I appreciate all of the responses in this thread. They have led me to one conclusion. Tone is a purely subjective thing. What sounds good to one person may not to the next. Let your own ears be the judge and play an instrument YOU like, and to hell with what anyone else thinks.
BRW instruments may be more desirable from a collectible and investment stand-point as BRW becomes more and more scarce, but as I am a player more so than an investor, playability and tone (or at least pleasing tone to my ears) are the bottom line for me.
The collectibles that I have (well only 1 really, a 1950 D-28) gives me enormous pleasure to play, and as an added bonus it will hold it's value and increase in time from what I paid for it, and in the end will be a nice legacy instrument to pass on to other generations in my immediate family.

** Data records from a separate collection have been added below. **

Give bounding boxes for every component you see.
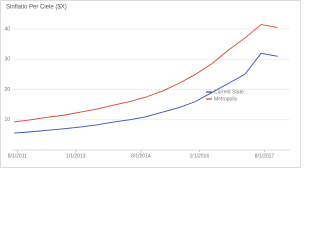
x-tick-label: 8/1/2014 [131,153,151,159]
chart-title: Sinflatio Per Ciele ($X) [6,5,67,11]
x-tick-label: 1/1/2016 [190,153,210,159]
frame [0,0,301,168]
y-tick-label: 20 [4,87,10,93]
y-tick-label: 30 [4,57,10,63]
series-line [14,24,278,123]
chart: Sinflatio Per Ciele ($X) 10 20 30 40 8/1/201… [0,0,301,168]
x-tick-label: 8/1/2017 [255,153,275,159]
legend-label: Metropolis [214,96,238,102]
legend-label: Current State [214,89,244,95]
x-tick-label: 8/1/2011 [8,153,27,159]
x-tick-label: 1/1/2013 [66,153,86,159]
y-tick-label: 40 [4,26,10,32]
y-tick-label: 10 [4,117,10,123]
series-line [14,52,278,134]
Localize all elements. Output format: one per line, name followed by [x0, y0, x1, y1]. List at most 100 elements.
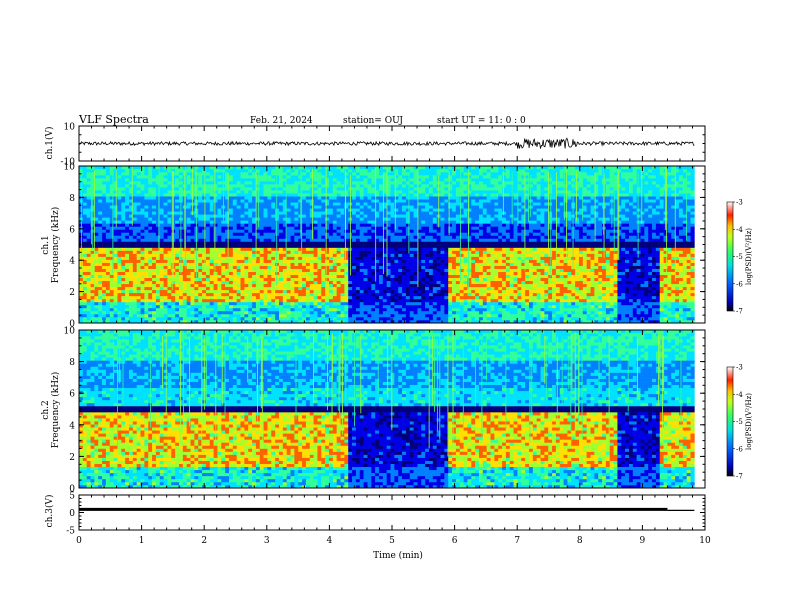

I always wanted an older Martin dreadnaught, partly for the mystique, partly for the historical value, partly for the BRW, and for it's tone, playability, character and soul. But it took a long long time, and a lot of playing on various older ones, till I hit paydirt and found one with the qualities I just described. They are not all created equal, even the old ones. You have to be lucky, and in the right place at the right time, and have the coinage to back it up. Not easy factors to have come together all at the same time......so I feel I was meant to have this instrument. I have played newer Martins that were bassier (thanks to scalloped rather than the straight braced versions from 1946-1976) and had great tone, but where the ''magic'' seems to be in this old beat-up 28, is the responsiveness. You literally just tickle it softly, and in an empty room, it fills the room. Hard to find that in a newer instrument.